It pays to test conventional wisdom, as the premises on which it is based often amount more to hearsay than proven facts – as in the case of glidepath investing.
Embodied in target date fund (TDF) products, glidepath investing starts young employees with a heavy equitycentric portfolio and slowly ramps up their bond holdings as they age. At first glance, such an approach makes intuitive sense.
Young adults should be more aggressive and buy stocks: they have modest savings and decades to recover losses suffered from any bear markets they encounter. Conversely, mature adults approaching retirement should be more cautious and favor bonds: they have more wealth to lose and less time to recover from bear markets. They should therefore be wary of compromising their prospective retirement income.
FAILING THE ACID TEST
In the US, we have built a trillion-dollar retirement-planning industry based on the notion that this glidepath will provide a smooth line of descent to the ultimate destination. Yet, although decades of advice back this approach, it is surprising that the underlying assumptions had never been proven. When my colleagues and I at Research Affiliates put the glidepath approach to the acid test in, we found the typical implementation failed to solve the basic problems facing most investors because it turns out that the premises are flawed. The core assumption is that glidepaths give investors more end-point wealth and less uncertainty compared with alternative strategies when it comes to estimating retirement income during the later years of wealth accumulation. Unfortunately, the implementation falls short on both counts, as our simulation revealed.
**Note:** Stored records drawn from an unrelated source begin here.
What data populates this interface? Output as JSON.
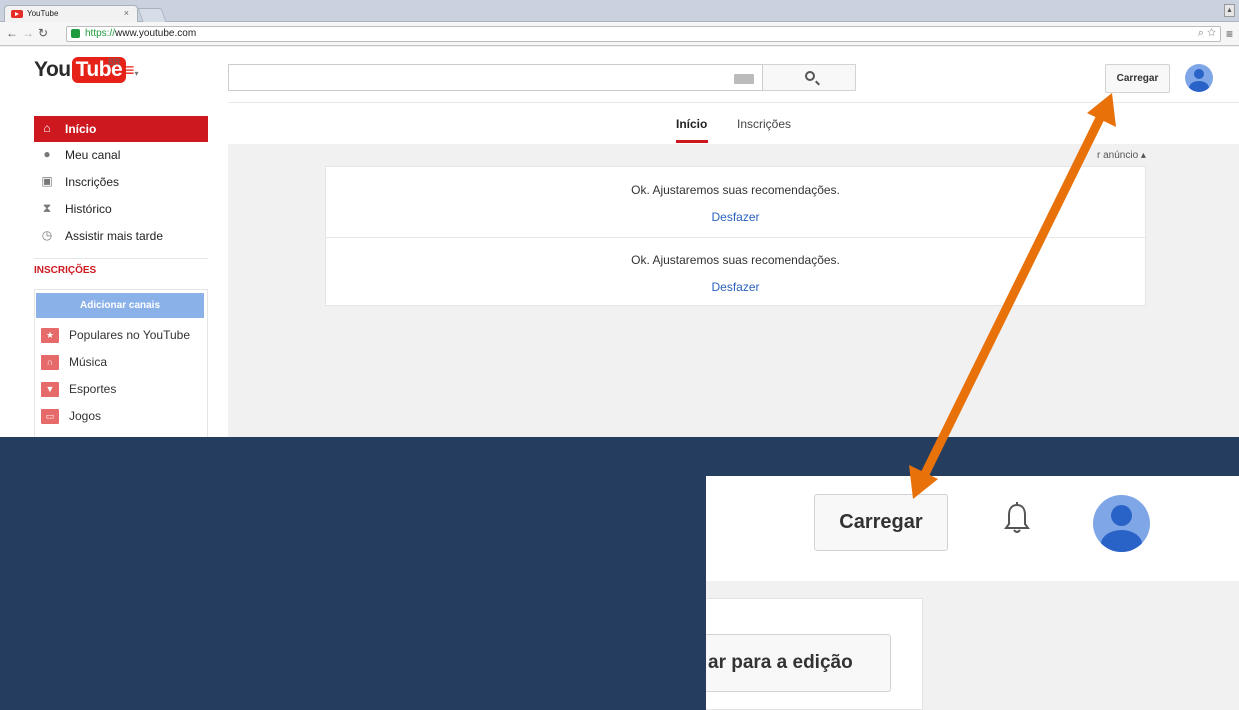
{
  "browser": {
    "tab_title": "YouTube",
    "tab_close": "×",
    "url_scheme": "https://",
    "url_rest": "www.youtube.com"
  },
  "header": {
    "logo_you": "You",
    "logo_tube": "Tube",
    "logo_country": "BR",
    "upload_label": "Carregar"
  },
  "sidebar": {
    "items": [
      {
        "label": "Início",
        "icon": "home-icon"
      },
      {
        "label": "Meu canal",
        "icon": "person-icon"
      },
      {
        "label": "Inscrições",
        "icon": "subscriptions-icon"
      },
      {
        "label": "Histórico",
        "icon": "hourglass-icon"
      },
      {
        "label": "Assistir mais tarde",
        "icon": "clock-icon"
      }
    ],
    "section_title": "INSCRIÇÕES",
    "add_channels": "Adicionar canais",
    "subscriptions": [
      {
        "label": "Populares no YouTube",
        "icon": "star-icon"
      },
      {
        "label": "Música",
        "icon": "headphones-icon"
      },
      {
        "label": "Esportes",
        "icon": "trophy-icon"
      },
      {
        "label": "Jogos",
        "icon": "gamepad-icon"
      }
    ]
  },
  "feed": {
    "tabs": [
      "Início",
      "Inscrições"
    ],
    "ad_text": "r anúncio ▴",
    "rows": [
      {
        "message": "Ok. Ajustaremos suas recomendações.",
        "undo": "Desfazer"
      },
      {
        "message": "Ok. Ajustaremos suas recomendações.",
        "undo": "Desfazer"
      }
    ]
  },
  "zoom": {
    "upload_label": "Carregar",
    "edit_button": "ar para a edição"
  },
  "colors": {
    "background": "#253d5e",
    "arrow": "#e8710a",
    "youtube_red": "#cc181e",
    "link_blue": "#2a62bf"
  }
}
We examined how three different strategies would have worked, assuming a consistent real (inflation- adjusted) $1,000 annual contribution over a 41-year career and annual rebalancing. The simulation ignored both taxes and transaction costs. The three strategies were a glidepath that ramped down from an 80/20 stock-bond allocation to a 20/80 bond-centric allocation; a balanced approach rebalanced annually to a static 50/50 stock-bond allocation; and an inverse glidepath that started with a 20/80 stock-bond allocation and ramped up to an 80/20 equity-centric allocation.
Our research, based on 141 years of stock and bond returns from 1871 to, showed that the typical glidepath resulted in lower retirement assets than the balanced or inverse glidepath approaches, even for the extreme bottom tail of the distribution. Consequently, the glidepath approach failed to provide high-ending real annuities. Shockingly, it failed to provide greater confidence about our prospective retirement income even 10 years out from retirement. Detailed in The Glidepath Illusion … and Potential Solutions and published in the Journal of Retirement, our research should have been a revelation for the industry.
Later validated on a global scale by Javier Estrada, it showed that you ended up wealthier if you started defensively and finished aggressively. You also experience less downside risk if you did the opposite of conventional wisdom.
We are not suggesting that people should go into retirement, stop working and still be overwhelmingly equity-centric. We do suggest, though, that as people age, it is more profitable to be equity-centric when you have more money and less equity-centric when you have less. This is because a larger asset base invested more aggressively matters more than a small asset base invested aggressively.
This conforms with finance theory in an interesting way. Famous professors often assert the untested theory that you ought to invest more in stocks when you are young because your personal labor capital, that is, your life-cycle earnings potential, looks like a bond. If your life-cycle earnings potential looks like a bond, then to diversify your assets you ought to be investing in equities. As you wind down towards retirement and your earnings potential diminishes, you ought to have more bonds in your portfolio.
This would hold true if wages looked like a bond coupon, but they do not. Wages go up and down with the macro economy like stocks. Wages can end in a recession like stocks. They do not behave like bonds. So if your lifetime earnings potential looks more like a stock, then finance theory would actually say that for diversification you need more bonds when you are young and more stocks when you are older.
FLAWS IN THE PLANS
In our research, we identified four factors that contributed to glidepath design failures. These are inefficient asset class exposure, misspecification of risk and return, poor diversification and constant risk premium assumptions. These flaws are explained within our white paper and other investigations on the subject. One aspect includes how forcing the young to adopt a “risk on” posture is a poor match for their personal risk tolerance and job security and the negative impact this has throughout their lives.
One of the suggestions we have made to improve the glidepath was for younger workers to invest into a safer “starter portfolio” within their DC plan. Only when the relatively safe funds reach a comfortable level should investors consider taking more risk in the hope of generating excess return. And they should take that higher level of risk only on the portion of their portfolio that exceeds the starter portfolio’s minimum balance.
Conventional wisdom is not easy to overturn, but it is clear from our research that standard glidepath approaches are failing to deliver the full potential of these products. As investment managers we have a high calling to improve outcomes for investors in what is likely to be a difficult future, especially as the immense baby boomer generation retires and begins to transition from accumulating assets to depleting them. I firmly believe that retirees need a default, but that it is time for an evolution in glidepath products to offer a stronger solution for the retirement problem.